最初は緊張していた尾城だがやや自分を取り戻し始め、状況把握に努められるようになっていた。
『なんだ?
ここの生活に覚悟がいるとかいう所を注意されたのか?
俺をこの共同生活に引き込もうとしてるっぽい?
だから悪印象にならないよう注意した?
でも状況がまるでわからない状態の俺は……、
一人では生きてけないよなぁ、マジで。
やっぱこの人たちにしばらくお世話になるしかないのかなぁ。
はぁぁ・・・』
尾城の内心の溜息には気付かないまま六平は話を続けている。
案内してくれたキツい感じの女性は、興味深そうな表情で尾城の観察をしているようだ。
「海がそんなに遠くないんだけどさ、
あの向こうにはハワイとかアメリカ大陸があんのかなぁ?
でも外国は存在自体聞かないんだよなぁ、
旅商売してる人に聞いても全然だし。
でもまぁ言葉とか文字に端々で影響は感じるから
たぶんアジアは存在はしてると思うんだけどな。」
六平は独りで勝手に納得してウンウンと頷きながら話していく。
「で、この日本に似た国の名前は【ワノクニ】っていうんだけどさ、
俺たちが歴史で習った【倭】とは別物らしい。
卑弥呼様もいないしな。
その中には領地があってそこを治める【御館様】たちがいる、
【戦国時代】みたいだ、って印象かな。

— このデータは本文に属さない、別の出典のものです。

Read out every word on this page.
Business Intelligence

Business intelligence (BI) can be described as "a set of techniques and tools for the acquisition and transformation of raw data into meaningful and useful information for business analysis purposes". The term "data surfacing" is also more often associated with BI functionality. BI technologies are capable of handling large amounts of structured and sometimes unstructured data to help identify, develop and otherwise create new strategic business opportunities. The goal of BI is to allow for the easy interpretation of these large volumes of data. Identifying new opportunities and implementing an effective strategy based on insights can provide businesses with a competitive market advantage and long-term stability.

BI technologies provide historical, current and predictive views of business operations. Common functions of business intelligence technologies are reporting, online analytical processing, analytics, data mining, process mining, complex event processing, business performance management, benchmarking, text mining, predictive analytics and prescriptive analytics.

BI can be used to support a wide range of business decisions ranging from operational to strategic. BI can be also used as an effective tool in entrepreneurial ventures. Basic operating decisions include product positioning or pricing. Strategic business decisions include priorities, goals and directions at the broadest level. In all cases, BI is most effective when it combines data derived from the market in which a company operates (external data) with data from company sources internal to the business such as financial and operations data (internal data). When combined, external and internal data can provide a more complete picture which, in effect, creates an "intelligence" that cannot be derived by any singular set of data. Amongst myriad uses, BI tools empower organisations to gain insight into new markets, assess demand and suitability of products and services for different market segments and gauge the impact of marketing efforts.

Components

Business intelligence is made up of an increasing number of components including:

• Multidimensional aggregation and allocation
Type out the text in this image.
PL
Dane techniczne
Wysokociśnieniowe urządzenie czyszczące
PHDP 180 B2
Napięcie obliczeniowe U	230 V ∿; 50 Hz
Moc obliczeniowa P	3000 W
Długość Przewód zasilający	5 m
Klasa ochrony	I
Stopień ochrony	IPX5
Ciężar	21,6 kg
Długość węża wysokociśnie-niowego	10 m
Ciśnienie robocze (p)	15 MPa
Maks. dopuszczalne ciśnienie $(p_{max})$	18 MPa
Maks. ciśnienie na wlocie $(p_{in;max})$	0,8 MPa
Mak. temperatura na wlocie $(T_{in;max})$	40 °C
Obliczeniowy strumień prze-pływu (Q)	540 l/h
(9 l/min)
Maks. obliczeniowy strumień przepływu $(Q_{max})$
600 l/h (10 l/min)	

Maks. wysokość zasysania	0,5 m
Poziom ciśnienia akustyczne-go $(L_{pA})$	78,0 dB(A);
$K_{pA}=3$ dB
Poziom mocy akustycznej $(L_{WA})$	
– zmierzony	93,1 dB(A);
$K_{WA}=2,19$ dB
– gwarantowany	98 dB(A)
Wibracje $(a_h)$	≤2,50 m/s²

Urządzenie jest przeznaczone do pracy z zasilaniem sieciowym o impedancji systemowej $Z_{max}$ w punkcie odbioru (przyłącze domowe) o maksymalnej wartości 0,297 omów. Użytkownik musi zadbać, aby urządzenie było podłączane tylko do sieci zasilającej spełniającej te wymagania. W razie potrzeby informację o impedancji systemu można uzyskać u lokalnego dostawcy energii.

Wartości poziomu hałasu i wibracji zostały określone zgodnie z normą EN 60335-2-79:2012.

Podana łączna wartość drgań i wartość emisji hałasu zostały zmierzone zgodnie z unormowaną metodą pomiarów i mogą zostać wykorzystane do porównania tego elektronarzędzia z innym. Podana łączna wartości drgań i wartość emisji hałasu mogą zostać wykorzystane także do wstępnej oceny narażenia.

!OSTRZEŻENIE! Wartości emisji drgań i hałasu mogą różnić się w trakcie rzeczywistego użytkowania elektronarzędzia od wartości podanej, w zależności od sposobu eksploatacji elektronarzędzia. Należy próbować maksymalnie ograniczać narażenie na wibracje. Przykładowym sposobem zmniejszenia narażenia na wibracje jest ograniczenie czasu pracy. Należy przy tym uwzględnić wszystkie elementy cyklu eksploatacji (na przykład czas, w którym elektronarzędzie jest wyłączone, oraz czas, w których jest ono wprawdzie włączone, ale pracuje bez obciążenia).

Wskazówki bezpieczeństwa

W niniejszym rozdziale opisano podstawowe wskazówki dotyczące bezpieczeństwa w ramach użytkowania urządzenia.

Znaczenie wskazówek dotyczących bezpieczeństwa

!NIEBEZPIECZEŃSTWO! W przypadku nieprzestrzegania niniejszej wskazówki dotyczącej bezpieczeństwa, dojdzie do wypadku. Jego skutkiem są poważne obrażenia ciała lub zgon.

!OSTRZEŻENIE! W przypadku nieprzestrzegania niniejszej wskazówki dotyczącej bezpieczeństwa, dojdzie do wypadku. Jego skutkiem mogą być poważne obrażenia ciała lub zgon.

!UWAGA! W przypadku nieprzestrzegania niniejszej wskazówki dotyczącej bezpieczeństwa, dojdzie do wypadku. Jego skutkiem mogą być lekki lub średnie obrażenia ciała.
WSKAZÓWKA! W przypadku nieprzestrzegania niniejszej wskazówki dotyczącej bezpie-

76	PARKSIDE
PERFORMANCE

」
ここで周囲に少しだけザワリとした雰囲気が生まれた。
尾城は違和感を覚えたが、口を挟めず黙って話に耳を傾けた。
「ここは日本では東京に該当する土地のようだ、
この地域は【ムゾウ】の国と呼ばれている。
話す言葉は【東北訛り】の日本語に近いんだが、
彼らには俺たちの標準語があまり通じない。
江戸時代舞台の時代劇の中に放り込まれた気分だよ、言葉以外。
ここまでいいかな?」
「はい、あ、ロクヒラさん、質問いいですか?」
尾城の問い掛けに六平は笑顔で顔を縦に振る。
「このワノクニって王様は居ないんですか?
王様じゃなくても将軍とか天皇陛下とか、
この世界の指導者的存在の人は?」
尾城としては争いのない世界であって欲しい気持ちからの問いだった。
日本全域がなにかしらの王様的な存在による絶対統治をされているならば、それなら戦争も起こり得ない。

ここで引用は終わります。